Abu Dhabi's ADGM boosts data protection for insurance and education

Abu Dhabi's financial hub ADGM has amended its data protection regulations, with clearer guidelines on a wider scale to protect sensitive personal data, especially for the most vulnerable.

The changes to Data Protection Guidelines 2021, called Substantial Public Interest Rules, define updated processes for special categories and are particularly aimed at the insurance and education sectors, ADGM's Registration Authority said in a statement on Tuesday.

Substantial public interest rules are among the main pillars of the EU's General Data Protection Regulation to protect personal data.

The new rules say insurance companies must process special categories of personal data for insurance purposes. They also introduce clear definitions of “insurance contract” and “insurance purpose” to ensure consistency across the sector, the authority said.

They also provide measures to “allow the processing of special categories of personal data without consent, when necessary, to protect children or individuals at risk of emotional or physical harm”.

People aged 18 years or more may be considered “at risk” and eligible for protection once the criteria is determined, the authority added.

At-risk people are those who need care and support, are experiencing, or at risk of, neglect or physical, mental or emotional harm, and are unable to protect themself against neglect or harm or the risk of it, according to the amendment.

“These new rules reinforce our commitment to protecting individuals, particularly the most vulnerable, while enabling responsible data use across sectors,” said Rashed Al Blooshi, chief executive of ADGM's Registration Authority. “We remain focused on ensuring our regulations evolve in line with both global standards and local needs."

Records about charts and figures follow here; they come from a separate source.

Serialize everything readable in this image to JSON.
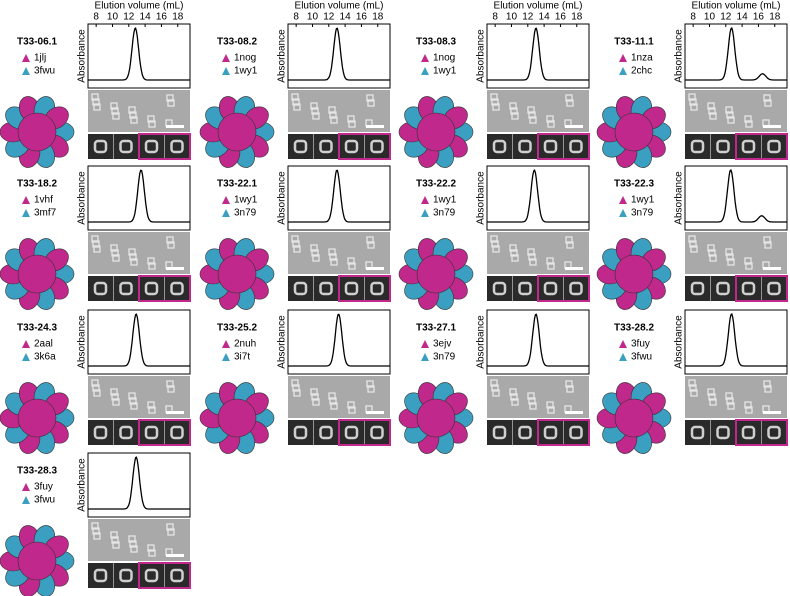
{
  "elution": {
    "label": "Elution volume (mL)",
    "xlim": [
      7,
      19.5
    ],
    "xticks": [
      8,
      10,
      12,
      14,
      16,
      18
    ]
  },
  "y_label": "Absorbance",
  "panels": [
    {
      "name": "T33-06.1",
      "components": [
        "1jlj",
        "3fwu"
      ],
      "peaks": [
        12.8
      ]
    },
    {
      "name": "T33-08.2",
      "components": [
        "1nog",
        "1wy1"
      ],
      "peaks": [
        13.0
      ]
    },
    {
      "name": "T33-08.3",
      "components": [
        "1nog",
        "1wy1"
      ],
      "peaks": [
        13.0
      ]
    },
    {
      "name": "T33-11.1",
      "components": [
        "1nza",
        "2chc"
      ],
      "peaks": [
        12.7,
        16.5
      ]
    },
    {
      "name": "T33-18.2",
      "components": [
        "1vhf",
        "3mf7"
      ],
      "peaks": [
        13.5
      ]
    },
    {
      "name": "T33-22.1",
      "components": [
        "1wy1",
        "3n79"
      ],
      "peaks": [
        13.0
      ]
    },
    {
      "name": "T33-22.2",
      "components": [
        "1wy1",
        "3n79"
      ],
      "peaks": [
        12.8
      ]
    },
    {
      "name": "T33-22.3",
      "components": [
        "1wy1",
        "3n79"
      ],
      "peaks": [
        12.6,
        16.4
      ]
    },
    {
      "name": "T33-24.3",
      "components": [
        "2aal",
        "3k6a"
      ],
      "peaks": [
        12.9
      ]
    },
    {
      "name": "T33-25.2",
      "components": [
        "2nuh",
        "3i7t"
      ],
      "peaks": [
        13.2
      ]
    },
    {
      "name": "T33-27.1",
      "components": [
        "3ejv",
        "3n79"
      ],
      "peaks": [
        13.0
      ]
    },
    {
      "name": "T33-28.2",
      "components": [
        "3fuy",
        "3fwu"
      ],
      "peaks": [
        12.7
      ]
    },
    {
      "name": "T33-28.3",
      "components": [
        "3fuy",
        "3fwu"
      ],
      "peaks": [
        12.9
      ]
    }
  ]
}
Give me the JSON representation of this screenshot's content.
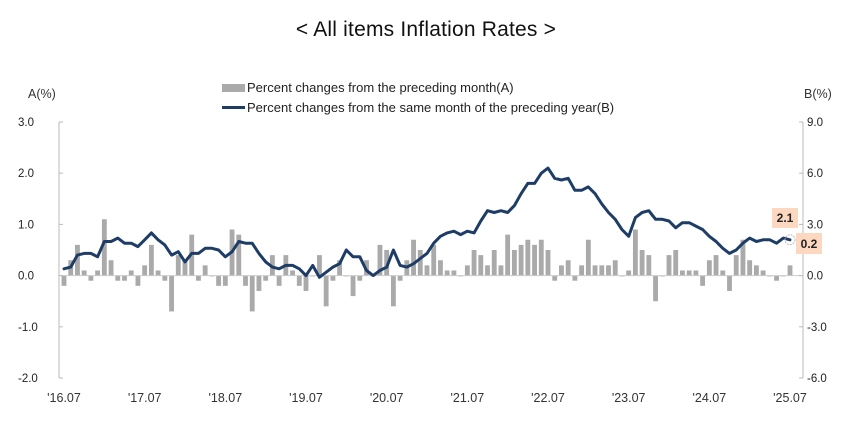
{
  "chart_data": {
    "type": "bar+line",
    "title": "< All items Inflation Rates >",
    "left_axis": {
      "label": "A(%)",
      "ylim": [
        -2.0,
        3.0
      ],
      "ticks": [
        "3.0",
        "2.0",
        "1.0",
        "0.0",
        "-1.0",
        "-2.0"
      ],
      "tick_values": [
        3.0,
        2.0,
        1.0,
        0.0,
        -1.0,
        -2.0
      ]
    },
    "right_axis": {
      "label": "B(%)",
      "ylim": [
        -6.0,
        9.0
      ],
      "ticks": [
        "9.0",
        "6.0",
        "3.0",
        "0.0",
        "-3.0",
        "-6.0"
      ],
      "tick_values": [
        9.0,
        6.0,
        3.0,
        0.0,
        -3.0,
        -6.0
      ]
    },
    "x_tick_labels": [
      "'16.07",
      "'17.07",
      "'18.07",
      "'19.07",
      "'20.07",
      "'21.07",
      "'22.07",
      "'23.07",
      "'24.07",
      "'25.07"
    ],
    "x_tick_month_index": [
      0,
      12,
      24,
      36,
      48,
      60,
      72,
      84,
      96,
      108
    ],
    "legend": [
      {
        "name": "Percent changes from the preceding month(A)",
        "type": "bar",
        "color": "#aaaaaa"
      },
      {
        "name": "Percent changes from the same month of the preceding year(B)",
        "type": "line",
        "color": "#1e3d66"
      }
    ],
    "series": [
      {
        "name": "Percent changes from the preceding month(A)",
        "axis": "left",
        "values": [
          -0.2,
          0.3,
          0.6,
          0.1,
          -0.1,
          0.1,
          1.1,
          0.3,
          -0.1,
          -0.1,
          0.1,
          -0.2,
          0.2,
          0.6,
          0.1,
          -0.1,
          -0.7,
          0.4,
          0.3,
          0.8,
          -0.1,
          0.2,
          0.0,
          -0.2,
          -0.2,
          0.9,
          0.8,
          -0.2,
          -0.7,
          -0.3,
          -0.1,
          0.4,
          -0.2,
          0.4,
          0.1,
          -0.2,
          -0.3,
          0.0,
          0.4,
          -0.6,
          -0.1,
          0.3,
          0.0,
          -0.4,
          -0.1,
          0.3,
          0.0,
          0.6,
          0.5,
          -0.6,
          -0.1,
          0.3,
          0.7,
          0.5,
          0.2,
          0.6,
          0.3,
          0.1,
          0.1,
          0.0,
          0.2,
          0.5,
          0.4,
          0.2,
          0.5,
          0.2,
          0.8,
          0.5,
          0.6,
          0.7,
          0.6,
          0.7,
          0.5,
          -0.1,
          0.2,
          0.3,
          -0.1,
          0.2,
          0.7,
          0.2,
          0.2,
          0.2,
          0.3,
          0.0,
          0.1,
          0.9,
          0.5,
          0.4,
          -0.5,
          0.0,
          0.4,
          0.5,
          0.1,
          0.1,
          0.1,
          -0.2,
          0.3,
          0.4,
          0.1,
          -0.3,
          0.4,
          0.7,
          0.3,
          0.2,
          0.1,
          0.0,
          -0.1,
          0.0,
          0.2
        ],
        "display_label": "0.2"
      },
      {
        "name": "Percent changes from the same month of the preceding year(B)",
        "axis": "right",
        "values": [
          0.4,
          0.5,
          1.2,
          1.3,
          1.3,
          1.1,
          2.0,
          2.0,
          2.2,
          1.9,
          1.9,
          1.7,
          2.1,
          2.5,
          2.1,
          1.8,
          1.2,
          1.4,
          0.8,
          1.3,
          1.3,
          1.6,
          1.6,
          1.5,
          1.1,
          1.4,
          2.0,
          1.9,
          1.9,
          1.3,
          0.8,
          0.5,
          0.4,
          0.6,
          0.6,
          0.4,
          0.0,
          0.6,
          -0.1,
          0.2,
          0.5,
          0.7,
          1.5,
          1.1,
          1.1,
          0.3,
          0.0,
          0.3,
          0.5,
          1.5,
          0.6,
          0.5,
          0.7,
          1.0,
          1.3,
          1.9,
          2.3,
          2.5,
          2.6,
          2.4,
          2.6,
          2.5,
          3.2,
          3.8,
          3.7,
          3.8,
          3.7,
          4.1,
          4.8,
          5.4,
          5.4,
          6.0,
          6.3,
          5.7,
          5.6,
          5.7,
          5.0,
          5.0,
          5.2,
          4.8,
          4.2,
          3.7,
          3.3,
          2.7,
          2.3,
          3.4,
          3.7,
          3.8,
          3.3,
          3.3,
          3.2,
          2.8,
          3.1,
          3.1,
          2.9,
          2.7,
          2.3,
          2.0,
          1.6,
          1.3,
          1.5,
          1.9,
          2.2,
          2.0,
          2.1,
          2.1,
          1.9,
          2.2,
          2.1
        ],
        "display_label": "2.1"
      }
    ],
    "callouts": [
      {
        "text": "2.1",
        "series": "B",
        "index": 108
      },
      {
        "text": "0.2",
        "series": "A",
        "index": 108
      }
    ]
  }
}
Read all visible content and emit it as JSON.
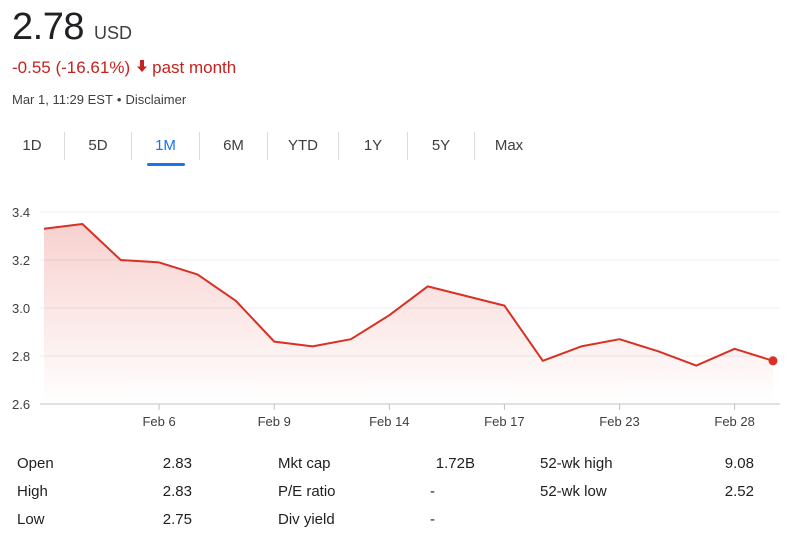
{
  "quote": {
    "price": "2.78",
    "currency": "USD",
    "change": "-0.55 (-16.61%)",
    "change_period": "past month",
    "timestamp": "Mar 1, 11:29 EST",
    "disclaimer": "Disclaimer"
  },
  "tabs": [
    {
      "label": "1D",
      "active": false
    },
    {
      "label": "5D",
      "active": false
    },
    {
      "label": "1M",
      "active": true
    },
    {
      "label": "6M",
      "active": false
    },
    {
      "label": "YTD",
      "active": false
    },
    {
      "label": "1Y",
      "active": false
    },
    {
      "label": "5Y",
      "active": false
    },
    {
      "label": "Max",
      "active": false
    }
  ],
  "colors": {
    "line": "#d93025",
    "negative": "#c5221f",
    "accent": "#1a73e8"
  },
  "chart_data": {
    "type": "area",
    "x": [
      "2023-02-01",
      "2023-02-02",
      "2023-02-03",
      "2023-02-06",
      "2023-02-07",
      "2023-02-08",
      "2023-02-09",
      "2023-02-10",
      "2023-02-13",
      "2023-02-14",
      "2023-02-15",
      "2023-02-16",
      "2023-02-17",
      "2023-02-21",
      "2023-02-22",
      "2023-02-23",
      "2023-02-24",
      "2023-02-27",
      "2023-02-28",
      "2023-03-01"
    ],
    "values": [
      3.33,
      3.35,
      3.2,
      3.19,
      3.14,
      3.03,
      2.86,
      2.84,
      2.87,
      2.97,
      3.09,
      3.05,
      3.01,
      2.78,
      2.84,
      2.87,
      2.82,
      2.76,
      2.83,
      2.78
    ],
    "xtick_labels": [
      "Feb 6",
      "Feb 9",
      "Feb 14",
      "Feb 17",
      "Feb 23",
      "Feb 28"
    ],
    "xtick_index": [
      3,
      6,
      9,
      12,
      15,
      18
    ],
    "yticks": [
      2.6,
      2.8,
      3.0,
      3.2,
      3.4
    ],
    "ytick_labels": [
      "2.6",
      "2.8",
      "3.0",
      "3.2",
      "3.4"
    ],
    "ylim": [
      2.6,
      3.4
    ],
    "grid": true
  },
  "stats": [
    {
      "label": "Open",
      "value": "2.83"
    },
    {
      "label": "High",
      "value": "2.83"
    },
    {
      "label": "Low",
      "value": "2.75"
    },
    {
      "label": "Mkt cap",
      "value": "1.72B"
    },
    {
      "label": "P/E ratio",
      "value": "-"
    },
    {
      "label": "Div yield",
      "value": "-"
    },
    {
      "label": "52-wk high",
      "value": "9.08"
    },
    {
      "label": "52-wk low",
      "value": "2.52"
    }
  ]
}
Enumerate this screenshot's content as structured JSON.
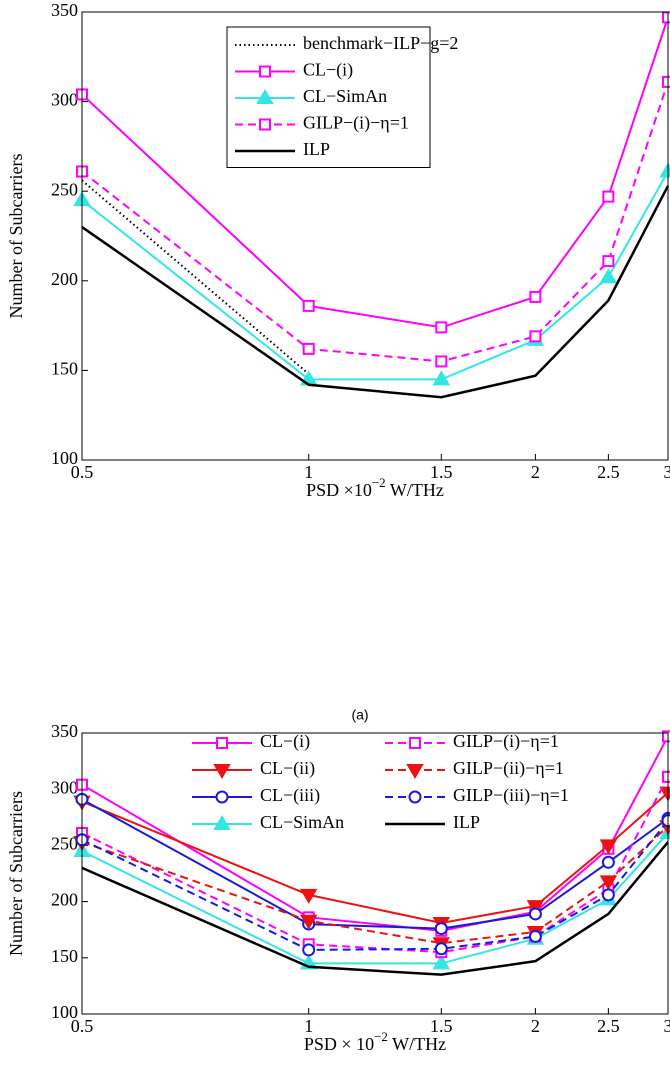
{
  "chart_data": [
    {
      "type": "line",
      "xlabel": [
        "PSD ×10",
        "−2",
        " W/THz"
      ],
      "ylabel": "Number of Subcarriers",
      "caption": "(a)",
      "xscale": "log",
      "xlim": [
        0.5,
        3
      ],
      "ylim": [
        100,
        350
      ],
      "xticks": [
        0.5,
        1,
        1.5,
        2,
        2.5,
        3
      ],
      "yticks": [
        100,
        150,
        200,
        250,
        300,
        350
      ],
      "legend": "top-center",
      "legend_columns": 1,
      "legend_box": true,
      "x": [
        0.5,
        1,
        1.5,
        2,
        2.5,
        3
      ],
      "series": [
        {
          "name": "benchmark−ILP−g=2",
          "color": "#000000",
          "dash": "dotted",
          "marker": "none",
          "values": [
            256,
            148,
            null,
            null,
            null,
            null
          ]
        },
        {
          "name": "CL−(i)",
          "color": "#ff00ff",
          "dash": "solid",
          "marker": "square",
          "values": [
            304,
            186,
            174,
            191,
            247,
            347
          ]
        },
        {
          "name": "CL−SimAn",
          "color": "#33e6e6",
          "dash": "solid",
          "marker": "triangle-up",
          "values": [
            245,
            145,
            145,
            167,
            202,
            261
          ]
        },
        {
          "name": "GILP−(i)−η=1",
          "color": "#ff00ff",
          "dash": "dashed",
          "marker": "square",
          "values": [
            261,
            162,
            155,
            169,
            211,
            311
          ]
        },
        {
          "name": "ILP",
          "color": "#000000",
          "dash": "solid",
          "marker": "none",
          "values": [
            230,
            142,
            135,
            147,
            189,
            253
          ]
        }
      ]
    },
    {
      "type": "line",
      "xlabel": [
        "PSD × 10",
        "−2",
        " W/THz"
      ],
      "ylabel": "Number of Subcarriers",
      "xscale": "log",
      "xlim": [
        0.5,
        3
      ],
      "ylim": [
        100,
        350
      ],
      "xticks": [
        0.5,
        1,
        1.5,
        2,
        2.5,
        3
      ],
      "yticks": [
        100,
        150,
        200,
        250,
        300,
        350
      ],
      "legend": "top-center",
      "legend_columns": 2,
      "legend_box": false,
      "x": [
        0.5,
        1,
        1.5,
        2,
        2.5,
        3
      ],
      "series": [
        {
          "name": "CL−(i)",
          "color": "#ff00ff",
          "dash": "solid",
          "marker": "square",
          "values": [
            304,
            186,
            174,
            191,
            247,
            347
          ]
        },
        {
          "name": "CL−(ii)",
          "color": "#ee1111",
          "dash": "solid",
          "marker": "triangle-down",
          "values": [
            289,
            206,
            181,
            196,
            250,
            297
          ]
        },
        {
          "name": "CL−(iii)",
          "color": "#1a1ad6",
          "dash": "solid",
          "marker": "circle",
          "values": [
            291,
            180,
            176,
            189,
            235,
            274
          ]
        },
        {
          "name": "CL−SimAn",
          "color": "#33e6e6",
          "dash": "solid",
          "marker": "triangle-up",
          "values": [
            245,
            145,
            145,
            167,
            202,
            261
          ]
        },
        {
          "name": "GILP−(i)−η=1",
          "color": "#ff00ff",
          "dash": "dashed",
          "marker": "square",
          "values": [
            261,
            162,
            155,
            169,
            211,
            311
          ]
        },
        {
          "name": "GILP−(ii)−η=1",
          "color": "#ee1111",
          "dash": "dashed",
          "marker": "triangle-down",
          "values": [
            253,
            183,
            163,
            173,
            218,
            267
          ]
        },
        {
          "name": "GILP−(iii)−η=1",
          "color": "#1a1ad6",
          "dash": "dashed",
          "marker": "circle",
          "values": [
            255,
            157,
            158,
            169,
            206,
            272
          ]
        },
        {
          "name": "ILP",
          "color": "#000000",
          "dash": "solid",
          "marker": "none",
          "values": [
            230,
            142,
            135,
            147,
            189,
            253
          ]
        }
      ]
    }
  ]
}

Data protection has become a leading element in the digital age, where personal and sensitive information is widely shared and available for many purposes. However, with this rise also comes the heightened risks for its misuse.

The UAE's Federal Decree Law No 45 of 2021, regarding the protection of personal data, defines the controls for the processing of personal data and the general obligations of companies that have personal data to secure it and maintain its confidentiality and privacy.

It also prohibits the processing of personal data without the consent of its owner, except for some cases in which the processing is necessary to protect a public interest or to carry out any of the legal procedures and rights.

“These amendments mark a significant step forward in balancing the need for responsible data processing with the imperative to safeguard sensitive personal information,” the Registration Authority said. “By clearly defining the conditions under which special categories of data can be processed, ADGM is further strengthening protections that serve the public interest while supporting critical sectors such as insurance and education.”

ADGM continues to amend its laws to ensure transparency and compliance. In June, it changed its regulatory framework for digital assets to streamline the process through which virtual assets are accepted for use.